Below are additional reasons young women should learn more about their hormones.
There are hormonal symptoms that can mimic disorders doctors may not consider to be related to hormones. For instance, if you suffer from headaches or migraines, your doctor may tell you to take medicine that can make the headaches stop. He or she may only diagnose your headaches as being a result of tension or stress.
They have not gotten to the source of your headaches, however, and it could be due to hormone levels in your system. Too much or too little of a hormone can cause headaches. Addressing the source, or hormone levels, could prevent headaches and you would no longer need to take medication for headaches.
Anxiety, depression, weight gain and fatigue could be related to your thyroid hormones, not chemical imbalances. Bipolar disorder has been mistaken for hormonal imbalances. Inability to concentrate and focus may be a hormonal imbalance, not attention deficit disorder.
Even birth control pills can create hormonal imbalances in young women.
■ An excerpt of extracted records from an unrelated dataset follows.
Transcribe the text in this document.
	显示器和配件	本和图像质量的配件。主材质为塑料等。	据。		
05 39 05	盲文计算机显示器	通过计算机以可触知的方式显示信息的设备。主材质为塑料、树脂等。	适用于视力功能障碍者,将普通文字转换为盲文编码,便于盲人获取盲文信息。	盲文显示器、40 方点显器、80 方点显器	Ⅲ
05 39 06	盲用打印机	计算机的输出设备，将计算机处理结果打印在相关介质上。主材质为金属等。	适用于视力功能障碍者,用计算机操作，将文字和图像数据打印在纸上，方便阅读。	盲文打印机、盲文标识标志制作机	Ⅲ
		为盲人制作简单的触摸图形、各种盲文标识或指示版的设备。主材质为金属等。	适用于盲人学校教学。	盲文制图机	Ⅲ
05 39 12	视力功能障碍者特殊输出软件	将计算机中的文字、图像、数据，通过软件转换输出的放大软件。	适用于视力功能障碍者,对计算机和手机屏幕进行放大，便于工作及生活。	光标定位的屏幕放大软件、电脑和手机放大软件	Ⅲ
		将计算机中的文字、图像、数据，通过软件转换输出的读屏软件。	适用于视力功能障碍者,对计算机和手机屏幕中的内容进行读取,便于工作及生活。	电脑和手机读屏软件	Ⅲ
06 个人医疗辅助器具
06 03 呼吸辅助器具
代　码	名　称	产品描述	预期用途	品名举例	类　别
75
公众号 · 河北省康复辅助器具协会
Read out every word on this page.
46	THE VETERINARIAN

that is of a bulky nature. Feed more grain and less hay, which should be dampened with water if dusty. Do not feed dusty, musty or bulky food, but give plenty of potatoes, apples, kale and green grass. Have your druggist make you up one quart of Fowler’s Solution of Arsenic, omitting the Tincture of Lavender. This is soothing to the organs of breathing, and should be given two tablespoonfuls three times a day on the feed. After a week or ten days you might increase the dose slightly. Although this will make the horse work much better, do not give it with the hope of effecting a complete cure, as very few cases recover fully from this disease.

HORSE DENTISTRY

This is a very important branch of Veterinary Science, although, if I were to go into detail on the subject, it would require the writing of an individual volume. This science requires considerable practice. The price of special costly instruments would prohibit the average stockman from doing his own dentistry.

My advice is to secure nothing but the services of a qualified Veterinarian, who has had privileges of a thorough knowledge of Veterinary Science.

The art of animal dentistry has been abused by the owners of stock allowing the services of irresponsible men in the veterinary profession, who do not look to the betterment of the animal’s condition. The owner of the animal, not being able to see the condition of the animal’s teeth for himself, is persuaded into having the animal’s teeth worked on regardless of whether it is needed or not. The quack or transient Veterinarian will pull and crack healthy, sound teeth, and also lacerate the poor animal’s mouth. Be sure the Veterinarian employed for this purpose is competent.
Therefore, it is so important for you to be able to recognize imbalances in your hormones.
Recognize Hormonal Imbalances
In young women, hormonal imbalances can appear in many different forms. When a girl has tender breasts, it is often associated with her menstrual cycle. But there are other times when tender breasts could be a system of a greater hormonal imbalance.
Hot flashes mostly happen during menopause, in women who are older. But if there are times when a young woman has hot flashes, receiving medical attention may be necessary. Other symptoms of an imbalance can be extreme fatigue, mood changes, clouded thinking, irregular periods, and excessive sweating.
Bloating, digestive issues, sleep disturbances, acne, brain fog, low sex drive, changes in breasts, and unhealthy skin could also be contributed to hormonal imbalances.
Get the Right Help
Acne, for example, often appears during teenage or young adult years. It is typically diagnosed as being a hormone related problem. But most doctors do not prescribe hormone related treatments to fix the acne. Instead, they prescribe chemical medicines to treat the symptoms.
If your doctor is simply treating the symptoms of a hormone imbalance, it’s time to seek help from a hormone specialist. Choose a doctor who focuses who take a varied approach based on your individual needs, including testing your hormones first.
Natural doctors may use detox diets, stress management, and sleep hygiene to help balance your hormones. They can test your hormones to see which are lacking. And then they can offer replacement hormone therapies.
Consider Natural Hormone Replacement Therapy
Natural hormone replacement therapy is a treatment in which doctors treat patients whose bodies are not producing enough of a hormone. And because of this, patients are experiencing negative side effects.
In a simple procedure, doctors can create as many identical hormones as you need to help you achieve rebalance. The hormones are created in a lab, often derived from natural sources.
The process is quick and very effective. It involves a simple injection. You can receive a treatment on your lunch break and return to work afterward. Replacement therapy doesn’t stop after the injection. Maintaining hormone health is part of the program.
Maintain Optimal Hormone Health
Working with a natural doctor, you can develop a long-term plan to keep your hormones balanced. This plan can focus on diet and nutrition, because what you eat and drink, can affect your hormonal balance.
Because stress can wreak havoc on your hormones, stress management techniques, including yoga and meditation, are important tools to use. Your doctor may also want to establish an exercise plan and therapies to replace vitamins and nutrients.
In conclusion, the more you know about your health, especially your hormonal health, the easier it will be to restore hormone levels. If you have been struggling with physical or mental symptoms that are unexplained, or don’t seem to improve no matter what you try, seek help from a professional hormone specialist.